Remember the good old days when, if your kid was invited to a birthday party it meant you had a chance to put your feet up, relax, and take the afternoon off? Well now, in the days of child predators, and when every bump on the head could mean a concussion, and don’t even get me started on food allergies, parents are required to sit with their children for the duration of the party (often a minimum of two hours) cutting a considerable chunk out of their weekends.

My husband and I used to go to parties thinking of any conceivable way to get out of staying, but the best we could do was having the host’s parents reluctantly agree that it was okay to be the ONLY PARENTS to leave our child. Some odd hours later, we would return to the judgmental looks of parents who feel we have done the unthinkable. Needless to say, we have since given up and resigned ourself for a good couple of hours of:

Getting To Know The Other Parents: I, for one, am terrible in social situations. Often I lurk on the fringes of these parties trying not to look like the miserable social leper I truly am. After a bit, I may glom on to one of the parents, more often than not because someone has taken pity on me and decided to introduce me to the poor woman. It is then up to us to try and fill (yikes!) two hours trying to come up with a topic of conversation when it turns out that the only thing we have in common is that we both have young children. Just imagine what happens when I try telling them I used to play in a rock band.

The Deathtrap That Is The Bouncy Castle: I can not tell you the amount of joy that will fill a child’s heart when they realize they will be spending the afternoon trapped inside the rubber walls of this Tower of Terror, bouncing against their out of control cronies. (Sounds a bit more like an insane asylum to me.) Usually, at some point during the course of the festivities, this inflatable holding cell will collapse much to the horror of the many screaming children that are trapped within. We watch in trepidation as a few brave parents escort the terrified children to safety and look on glumly until such a time that is determined whether or not the damn thing may be resurrected lest they be left with hordes of disappointed children.

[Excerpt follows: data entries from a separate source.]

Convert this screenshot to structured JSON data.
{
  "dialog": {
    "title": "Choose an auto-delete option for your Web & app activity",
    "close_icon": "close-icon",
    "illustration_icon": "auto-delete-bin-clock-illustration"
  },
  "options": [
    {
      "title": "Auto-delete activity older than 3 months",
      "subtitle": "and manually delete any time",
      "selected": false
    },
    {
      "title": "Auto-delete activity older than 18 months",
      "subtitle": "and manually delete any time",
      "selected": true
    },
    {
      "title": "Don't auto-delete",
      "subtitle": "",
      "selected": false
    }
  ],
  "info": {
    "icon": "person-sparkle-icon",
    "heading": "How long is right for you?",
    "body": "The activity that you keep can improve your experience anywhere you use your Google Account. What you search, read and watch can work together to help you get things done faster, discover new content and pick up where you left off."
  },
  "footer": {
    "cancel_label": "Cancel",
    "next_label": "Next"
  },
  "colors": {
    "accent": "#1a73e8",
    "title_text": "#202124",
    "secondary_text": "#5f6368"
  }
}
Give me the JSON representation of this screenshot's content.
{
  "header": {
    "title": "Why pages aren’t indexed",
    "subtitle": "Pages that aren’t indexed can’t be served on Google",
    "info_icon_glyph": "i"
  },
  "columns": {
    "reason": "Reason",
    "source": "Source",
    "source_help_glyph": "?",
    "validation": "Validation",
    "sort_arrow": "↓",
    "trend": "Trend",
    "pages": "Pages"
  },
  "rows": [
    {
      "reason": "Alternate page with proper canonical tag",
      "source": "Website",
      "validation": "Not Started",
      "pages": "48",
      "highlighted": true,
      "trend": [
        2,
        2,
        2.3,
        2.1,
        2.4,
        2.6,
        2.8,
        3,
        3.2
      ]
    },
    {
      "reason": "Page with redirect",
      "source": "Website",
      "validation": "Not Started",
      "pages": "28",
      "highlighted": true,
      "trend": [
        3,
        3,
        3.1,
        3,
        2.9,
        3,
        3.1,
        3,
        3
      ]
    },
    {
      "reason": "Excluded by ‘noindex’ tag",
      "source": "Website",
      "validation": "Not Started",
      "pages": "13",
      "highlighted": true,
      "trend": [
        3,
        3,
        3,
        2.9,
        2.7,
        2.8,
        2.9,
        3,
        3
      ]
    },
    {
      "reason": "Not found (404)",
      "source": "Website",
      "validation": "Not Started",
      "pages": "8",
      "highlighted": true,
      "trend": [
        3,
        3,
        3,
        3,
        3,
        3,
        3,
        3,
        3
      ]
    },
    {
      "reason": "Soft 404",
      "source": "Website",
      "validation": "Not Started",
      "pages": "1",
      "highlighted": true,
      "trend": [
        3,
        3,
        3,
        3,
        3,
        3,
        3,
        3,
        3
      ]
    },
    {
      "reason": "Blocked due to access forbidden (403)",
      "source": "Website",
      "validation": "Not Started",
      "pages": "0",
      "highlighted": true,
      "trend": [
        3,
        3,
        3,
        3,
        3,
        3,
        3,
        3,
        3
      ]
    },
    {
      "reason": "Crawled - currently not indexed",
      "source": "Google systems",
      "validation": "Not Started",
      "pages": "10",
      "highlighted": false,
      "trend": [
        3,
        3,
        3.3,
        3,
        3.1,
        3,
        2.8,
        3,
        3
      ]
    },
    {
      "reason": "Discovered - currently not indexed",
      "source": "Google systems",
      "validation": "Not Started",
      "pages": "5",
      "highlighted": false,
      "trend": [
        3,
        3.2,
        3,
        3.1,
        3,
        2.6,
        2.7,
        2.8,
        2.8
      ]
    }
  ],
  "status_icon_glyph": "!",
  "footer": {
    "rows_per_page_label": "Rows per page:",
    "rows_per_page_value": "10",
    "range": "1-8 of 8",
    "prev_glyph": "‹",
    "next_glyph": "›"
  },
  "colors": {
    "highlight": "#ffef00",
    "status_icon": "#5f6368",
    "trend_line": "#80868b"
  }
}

The  Food: I don’t know about you, but I find it very difficult to enjoy the food at a child’s birthday party. No matter how appetizing the food may be, no matter what it is, no matter in what sort of a sanitary manner it is being served, once it has passed the lips of tens of young children, to me, it immediately becomes re-regurgitated vomit mixed with saliva.  Usually I have to decline the food so many times that I run the risk of offending the hosts and making everybody there think I have some kind of strange eating disorder, which may or may not be true.

Those of you who are looking forward to the inevitable deterioration of my sanity, will be pleased to know that my daughter had been invited to, not one, but two birthday parties this weekend. At best this inspire will me with material for my next Miserable Mom blog. However, if you don’t hear from me within a few days, you can bet I am bouncing around in a very small room with rubber walls.